As mumps cases increase in Johnson County, officials push vaccination – KCRG

JOHNSON COUNTY — Health officials in Johnson County say they’ve seen an increase in mumps cases in recent weeks, just as thousands of students begin returning to the University of Iowa.

Doug Beardsley, Director of Johnson County Public Health, said there have been 15 cases of mumps reported in Johnson County in 2015. State disease tracking information suggests most of those reports have come within the last couple of weeks. Typically there are zero to one cases of mumps reported a year in Johnson County, Beardsley said.

“It is unusual,” Beardsley said. “It’s an unnecessary illness.”

Mumps can be prevented with the MMR vaccine, which is administered to most kids in the United States during the first few years of their lives. The MMR vaccination is a requirement for kids in Iowa’s public education system, licensed child care centers and at public universities. Exemptions are granted for religious and health reasons.
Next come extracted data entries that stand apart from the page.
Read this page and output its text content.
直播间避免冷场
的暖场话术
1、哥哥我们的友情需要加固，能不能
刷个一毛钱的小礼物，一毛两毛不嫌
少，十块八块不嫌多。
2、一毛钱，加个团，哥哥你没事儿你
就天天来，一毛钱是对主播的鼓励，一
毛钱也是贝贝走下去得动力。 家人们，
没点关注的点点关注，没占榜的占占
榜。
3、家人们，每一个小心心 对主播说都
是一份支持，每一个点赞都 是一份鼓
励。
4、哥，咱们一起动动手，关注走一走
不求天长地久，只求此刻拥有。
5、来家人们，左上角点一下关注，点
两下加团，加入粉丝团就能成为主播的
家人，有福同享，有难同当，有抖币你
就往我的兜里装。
Last week the University of Iowa urged students to get up-to-date on their vaccinations before returning to campus after six cases of the mumps were reported among UI students in the past few weeks.

Beardsley said it’s possible for the disease to spread even among people who have been vaccinated.

“Even if you have been vaccinated you should stay away from someone [infected with mumps],” said Beardsley. “The basic message, be up-to-date on vaccinations.”

Mumps is a viral disease that includes fever, muscle pain, headache, tired feeling and swelling of the throat. Symptoms are usually benign, but can last for a couple of weeks.